Tales from the Restaurant
Where you'll find all the restaurant dirt you'll ever need.

Saturday, May 15, 2010

Seven Words You Can't Say In A Restaurant

Hey readers. Just to curb any chance you may have thought this post would be a delightful spin off of everyone's favorite George Carlin routine, there will not officially be seven words on this list. In reality, I can't imagine there's more than three words I've ever used in any restaurant environment that have received more than a cocked eyebrow.

I guess I'm just a sucker for campy names when it comes time for a serious post.

Let's get down to brass tacks.

Despite the fact that the restaurant is the only professional forum where it is okay to talk about things like nipples, rectum massages, skullfucking, cauliflower, and Ronald Reagan, I've discovered the one topic which is completely taboo. Ironically, the only phrase you can't mention is "sexual harassment."

If someone feels "sexually harassed," the harasser's career at the restaurant is almost certainly over.



You see, in the restaurant, waiters, cooks, bartenders, and even the non-English-speaking support staff will constantly be quipping back and forth in the most perverse manner attainable. As mentioned in earlier posts, homoerotic suggestiveness and depravity are all but acceptable in the colloquial dialogue of the restaurant underbelly. This isn't to say that if someone on the staff were uncomfortable, that that person would not be accommodated. They rest of the staff would almost certainly spare the one affected person/lesbian/feminist/socially awkward malcontent/overly-conscious idealist if that individual were to publicly and knowingly isolate his or herself from the crude fracas.

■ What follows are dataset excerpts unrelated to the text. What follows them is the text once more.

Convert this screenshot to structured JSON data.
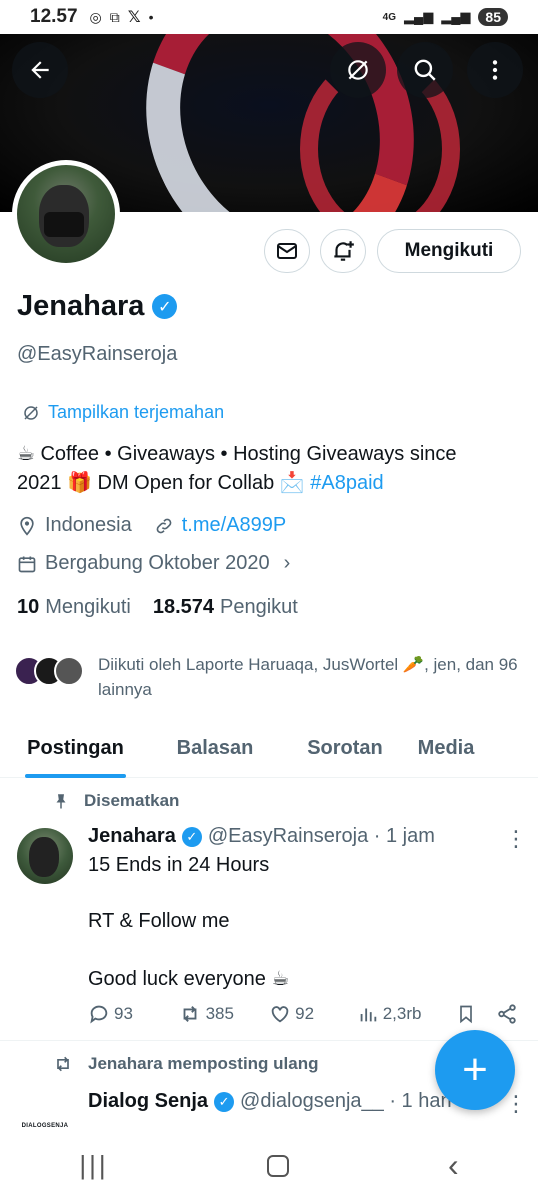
{
  "status_bar": {
    "time": "12.57",
    "network": "4G",
    "battery": "85"
  },
  "profile": {
    "name": "Jenahara",
    "handle": "@EasyRainseroja",
    "translate_label": "Tampilkan terjemahan",
    "bio_line1": "☕ Coffee • Giveaways • Hosting Giveaways since",
    "bio_line2_pre": "2021 🎁 DM Open for Collab 📩 ",
    "bio_hashtag": "#A8paid",
    "location": "Indonesia",
    "link": "t.me/A899P",
    "joined": "Bergabung Oktober 2020",
    "following_count": "10",
    "following_label": "Mengikuti",
    "followers_count": "18.574",
    "followers_label": "Pengikut",
    "followed_by": "Diikuti oleh Laporte Haruaqa, JusWortel 🥕, jen, dan 96 lainnya",
    "follow_button": "Mengikuti"
  },
  "tabs": [
    {
      "label": "Postingan",
      "active": true
    },
    {
      "label": "Balasan"
    },
    {
      "label": "Sorotan"
    },
    {
      "label": "Media"
    }
  ],
  "pinned_post": {
    "pinned_label": "Disematkan",
    "author": "Jenahara",
    "handle_time": "@EasyRainseroja · 1 jam",
    "line1": "15 Ends in 24 Hours",
    "line2": "RT & Follow me",
    "line3": "Good luck everyone ☕",
    "replies": "93",
    "reposts": "385",
    "likes": "92",
    "views": "2,3rb"
  },
  "repost": {
    "label": "Jenahara memposting ulang",
    "author": "Dialog Senja",
    "handle_time": "@dialogsenja__ · 1 han",
    "avatar_text": "DIALOGSENJA"
  },
  "icons": {
    "back": "back-arrow-icon",
    "translate": "translate-off-icon",
    "search": "search-icon",
    "more": "more-vertical-icon",
    "mail": "mail-icon",
    "bell": "bell-plus-icon",
    "fab": "plus-icon"
  },
  "colors": {
    "accent": "#1d9bf0",
    "text": "#0f1419",
    "muted": "#536471"
  }
}
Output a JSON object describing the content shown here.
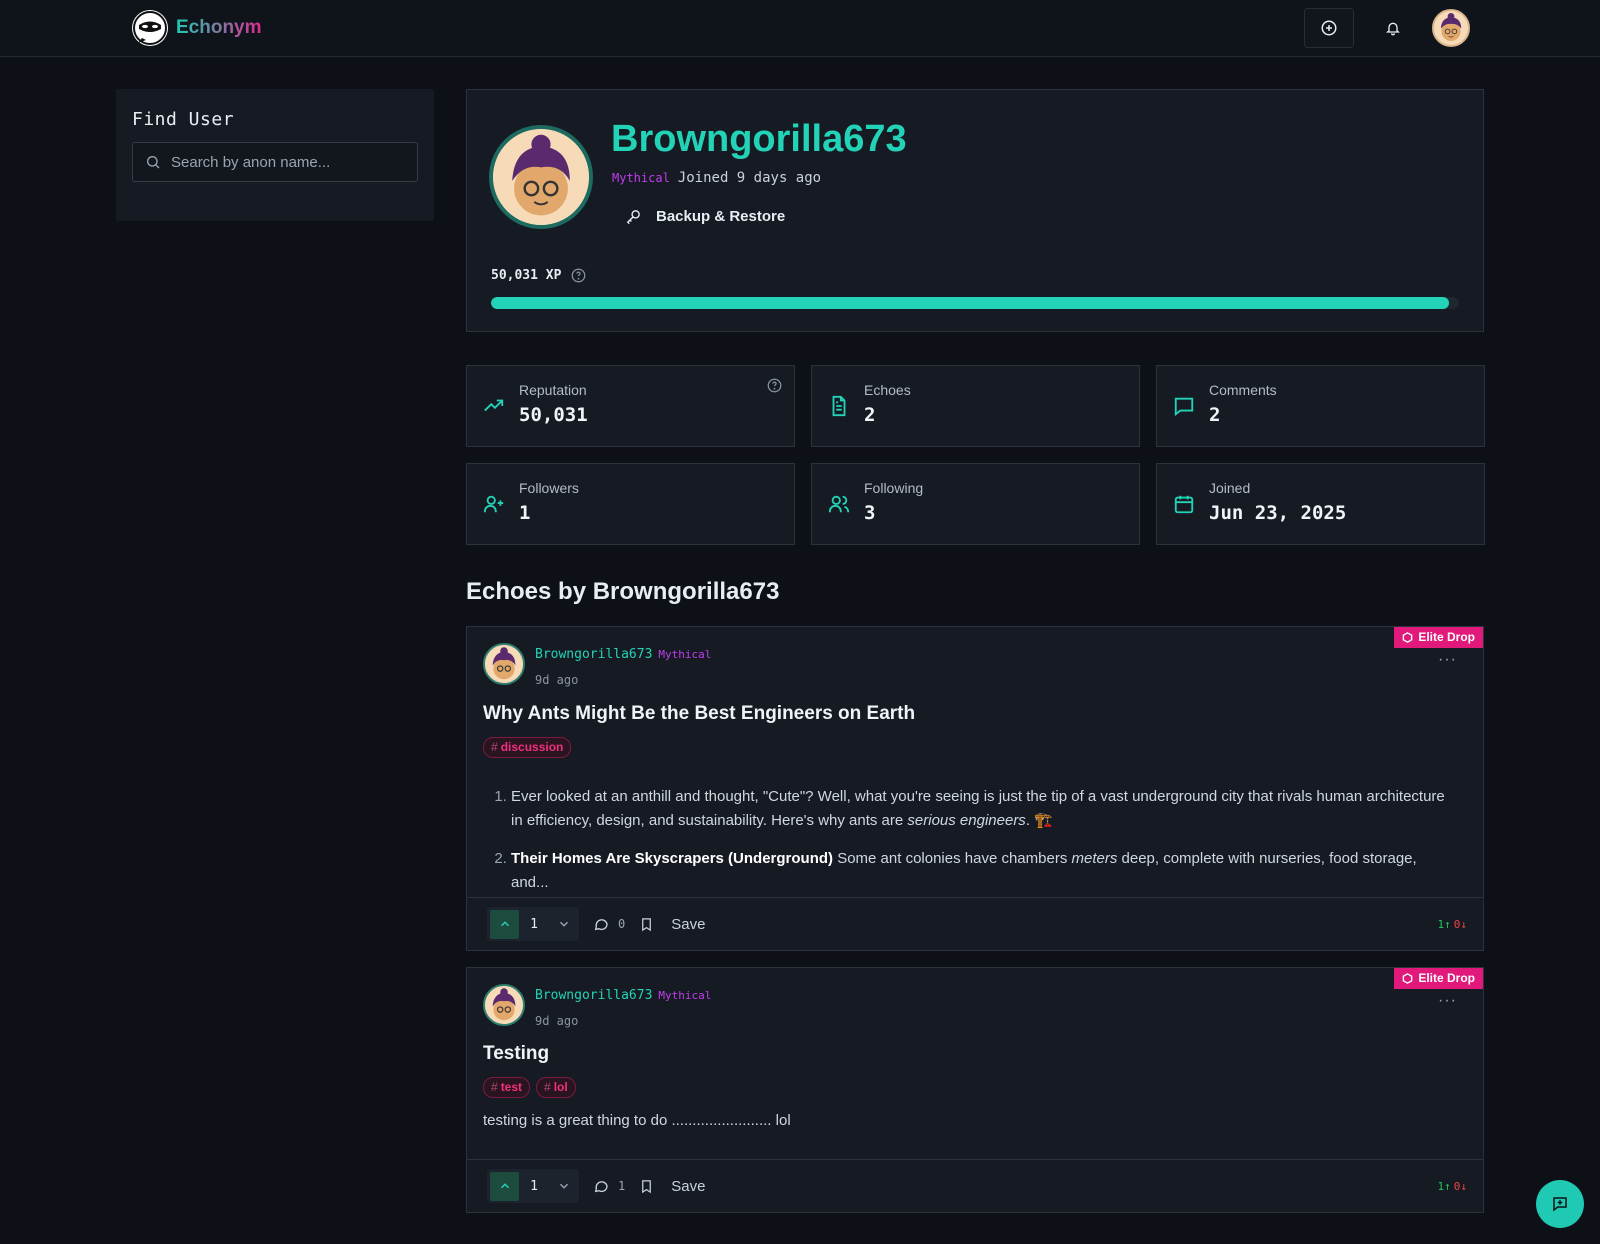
{
  "header": {
    "app_name": "Echonym",
    "icons": [
      "add-circle-icon",
      "bell-icon",
      "user-avatar"
    ]
  },
  "sidebar": {
    "title": "Find User",
    "search_placeholder": "Search by anon name..."
  },
  "profile": {
    "username": "Browngorilla673",
    "tier": "Mythical",
    "joined_text": "Joined 9 days ago",
    "backup_label": "Backup & Restore",
    "xp_label": "50,031 XP",
    "xp_progress_fraction": 0.99
  },
  "stats": [
    {
      "label": "Reputation",
      "value": "50,031",
      "icon": "trending-up-icon"
    },
    {
      "label": "Echoes",
      "value": "2",
      "icon": "document-icon"
    },
    {
      "label": "Comments",
      "value": "2",
      "icon": "message-icon"
    },
    {
      "label": "Followers",
      "value": "1",
      "icon": "user-plus-icon"
    },
    {
      "label": "Following",
      "value": "3",
      "icon": "users-icon"
    },
    {
      "label": "Joined",
      "value": "Jun 23, 2025",
      "icon": "calendar-icon"
    }
  ],
  "section_title": "Echoes by Browngorilla673",
  "posts": [
    {
      "badge": "Elite Drop",
      "author": "Browngorilla673",
      "tier": "Mythical",
      "time": "9d ago",
      "more": "···",
      "title": "Why Ants Might Be the Best Engineers on Earth",
      "tags": [
        "discussion"
      ],
      "body_items": [
        {
          "text_before": "Ever looked at an anthill and thought, \"Cute\"? Well, what you're seeing is just the tip of a vast underground city that rivals human architecture in efficiency, design, and sustainability. Here's why ants are ",
          "emph": "serious engineers",
          "text_after": ". 🏗️"
        },
        {
          "bold": "Their Homes Are Skyscrapers (Underground)",
          "text_before": " Some ant colonies have chambers ",
          "emph": "meters",
          "text_after": " deep, complete with nurseries, food storage, and..."
        }
      ],
      "votes": "1",
      "comments": "0",
      "save_label": "Save",
      "ratio_up": "1↑",
      "ratio_down": "0↓"
    },
    {
      "badge": "Elite Drop",
      "author": "Browngorilla673",
      "tier": "Mythical",
      "time": "9d ago",
      "more": "···",
      "title": "Testing",
      "tags": [
        "test",
        "lol"
      ],
      "body_text": "testing is a great thing to do ........................ lol",
      "votes": "1",
      "comments": "1",
      "save_label": "Save",
      "ratio_up": "1↑",
      "ratio_down": "0↓"
    }
  ],
  "colors": {
    "accent": "#22d3b8",
    "tier": "#c13df0",
    "elite": "#e0197a",
    "tag": "#f0307f"
  },
  "fab_icon": "chat-plus-icon"
}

If that one person decided to go to the management with his or her concerns, that person would be doing a gravely unacceptable and irreversible thing. That individual would be broaching a topic that would upset the very balance that helps keep the restaurant staff friendly, trusting, and above all, sane. That person would potentially get someone fired because he or she feels they have been SEXUALLY HARASSED.

The caveat in all of this is that the person affected doesn't necessarily have to be the subject of any of the things said or done. That would be too easy. The person can overhear a joke, read an obscure word, or even receive an incorrectly interpreted glance in order to retaliate and get someone fired. If the person accused happens to be a respected or well-liked employee at the restaurant, then the accuser will have made an enemy of everyone at the restaurant. That person will be retaliated upon in every legal manner capable by the restaurant's staff.

His or her tables will be repeatedly sat with destitute high-school students and families with screaming infants. That person's side work will become the most rigorous, often involving scrubbing toilets and counting toothpicks. Nobody will talk to that person without necessity.

The staff of the restaurant protects its own, and will quickly make enemies with those who threaten that sanctity. Forever.